どれが一番いい方法かは分からないけど、僕はマニュアルを読んだり、YouTubeでチュートリアルを見たり、Reaktorで色々試したりして全て独学で学んだよ。速く学ぶためにマスタークラスへ通ったり、インターンを選ぶ人もいるよね。僕は1年以上前から、リヨンにあるフランスのカルト的なレーベルJarring Effectの本社で、モジュラーシンセでサウンドシンセシスを教えている。全てLes Escales Buissonnièresという会社の主催だよ。モジュラーシンセの使い方を教えるのはすごく楽しいし、この仕事が大好きだ。

Q.
モジュラーシンセを完璧に使いこなせるまでにどの位の時間がかかりますか?

何百年もかかると思うよ(笑)。モジュールを出したり入れたり取り替えることが出来るEurorackは特にだよ。実際、ラック内のモジュールの順序や場所を変えるだけでも、今までどう使ってきたか色々と考え直すことができる。尽きることがないよ。

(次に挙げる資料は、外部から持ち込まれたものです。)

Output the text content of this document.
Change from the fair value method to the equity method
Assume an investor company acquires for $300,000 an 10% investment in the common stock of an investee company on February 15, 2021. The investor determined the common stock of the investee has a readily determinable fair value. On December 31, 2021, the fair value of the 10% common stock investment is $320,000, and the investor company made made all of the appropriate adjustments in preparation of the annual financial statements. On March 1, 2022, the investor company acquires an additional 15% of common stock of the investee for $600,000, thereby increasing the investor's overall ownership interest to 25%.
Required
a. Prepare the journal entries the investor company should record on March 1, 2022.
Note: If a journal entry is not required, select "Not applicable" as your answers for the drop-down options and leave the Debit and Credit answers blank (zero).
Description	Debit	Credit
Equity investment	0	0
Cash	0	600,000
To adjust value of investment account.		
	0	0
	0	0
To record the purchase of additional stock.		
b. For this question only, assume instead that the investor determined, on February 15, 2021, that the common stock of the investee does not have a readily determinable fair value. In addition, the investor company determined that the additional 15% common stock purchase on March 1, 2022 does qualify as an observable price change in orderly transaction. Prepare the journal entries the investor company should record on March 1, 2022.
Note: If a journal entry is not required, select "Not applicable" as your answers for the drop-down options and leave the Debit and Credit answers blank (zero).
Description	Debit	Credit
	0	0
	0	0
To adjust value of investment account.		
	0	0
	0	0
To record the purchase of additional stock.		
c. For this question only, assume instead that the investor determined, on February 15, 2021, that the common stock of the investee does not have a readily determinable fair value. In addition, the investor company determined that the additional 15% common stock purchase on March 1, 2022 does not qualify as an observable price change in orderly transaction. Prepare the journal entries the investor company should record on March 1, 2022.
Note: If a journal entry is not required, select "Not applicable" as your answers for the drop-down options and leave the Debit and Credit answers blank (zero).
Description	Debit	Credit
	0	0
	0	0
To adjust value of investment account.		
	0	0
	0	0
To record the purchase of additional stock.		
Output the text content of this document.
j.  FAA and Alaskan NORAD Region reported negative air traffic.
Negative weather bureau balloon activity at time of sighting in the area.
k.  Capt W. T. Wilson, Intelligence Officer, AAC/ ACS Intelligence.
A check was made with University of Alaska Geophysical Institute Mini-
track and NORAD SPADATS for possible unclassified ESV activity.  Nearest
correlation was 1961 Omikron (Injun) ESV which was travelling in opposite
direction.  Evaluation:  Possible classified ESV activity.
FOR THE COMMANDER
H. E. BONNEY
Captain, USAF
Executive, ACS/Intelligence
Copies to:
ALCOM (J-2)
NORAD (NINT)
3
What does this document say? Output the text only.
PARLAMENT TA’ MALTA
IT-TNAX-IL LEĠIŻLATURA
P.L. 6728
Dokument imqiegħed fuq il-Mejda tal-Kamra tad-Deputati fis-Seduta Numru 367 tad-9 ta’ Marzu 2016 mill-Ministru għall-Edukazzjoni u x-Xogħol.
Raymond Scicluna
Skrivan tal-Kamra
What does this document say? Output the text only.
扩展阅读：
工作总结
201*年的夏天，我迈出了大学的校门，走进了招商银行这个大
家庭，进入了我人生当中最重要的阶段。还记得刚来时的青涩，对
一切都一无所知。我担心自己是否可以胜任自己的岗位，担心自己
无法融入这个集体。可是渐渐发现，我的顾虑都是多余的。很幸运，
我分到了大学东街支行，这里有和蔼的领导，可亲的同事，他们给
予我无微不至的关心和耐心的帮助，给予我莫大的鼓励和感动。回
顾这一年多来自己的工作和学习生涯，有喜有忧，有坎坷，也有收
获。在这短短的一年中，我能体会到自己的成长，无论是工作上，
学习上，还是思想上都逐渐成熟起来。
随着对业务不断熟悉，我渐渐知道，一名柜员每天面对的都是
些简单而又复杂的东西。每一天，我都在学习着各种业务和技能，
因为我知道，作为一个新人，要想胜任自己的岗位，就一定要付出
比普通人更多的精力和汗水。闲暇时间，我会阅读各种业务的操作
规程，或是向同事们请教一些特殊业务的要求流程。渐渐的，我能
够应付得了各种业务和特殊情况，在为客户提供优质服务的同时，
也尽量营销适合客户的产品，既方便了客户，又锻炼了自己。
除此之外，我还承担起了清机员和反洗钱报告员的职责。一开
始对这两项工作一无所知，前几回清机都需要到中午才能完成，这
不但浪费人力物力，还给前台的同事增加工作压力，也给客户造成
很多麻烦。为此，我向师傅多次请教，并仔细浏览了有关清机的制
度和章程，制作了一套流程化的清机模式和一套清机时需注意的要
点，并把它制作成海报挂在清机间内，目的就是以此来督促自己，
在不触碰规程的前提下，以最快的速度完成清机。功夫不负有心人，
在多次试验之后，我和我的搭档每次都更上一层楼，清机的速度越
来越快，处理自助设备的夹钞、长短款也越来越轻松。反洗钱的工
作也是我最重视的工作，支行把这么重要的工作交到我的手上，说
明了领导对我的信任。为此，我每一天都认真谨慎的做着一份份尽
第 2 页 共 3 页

モジュールの楽しいところは、全くコントロールしなくてもいいことだと思う。一部のモジュールは、ただのカオスなジェネレーターであって、色んな場所にプラグを差し込んだり抜いたりして、どんなサウンドになるか聴いてから好きか嫌いか決めるだけのものもある。完璧な例は、70年代を象徴するようなBuchlaモジュールの名前(60年代かもしれない)で、モデル265別名The Source of Uncertainty、他のことをしている間に、どんなパラメーターでも好きなように作動するよう設計されている。このアイディアを基にしたモジュールが大量にあって、ランダムさをコントロールする量も様々だ。物事をもう少しオーガニックにする為に、こういったランダムジェネレーターをたくさん使っているよ。モジュレーションをかける時、大幅に変えるとすぐにつまらなくなってしまうものを活気があるサウンドにすることが出来るんだ。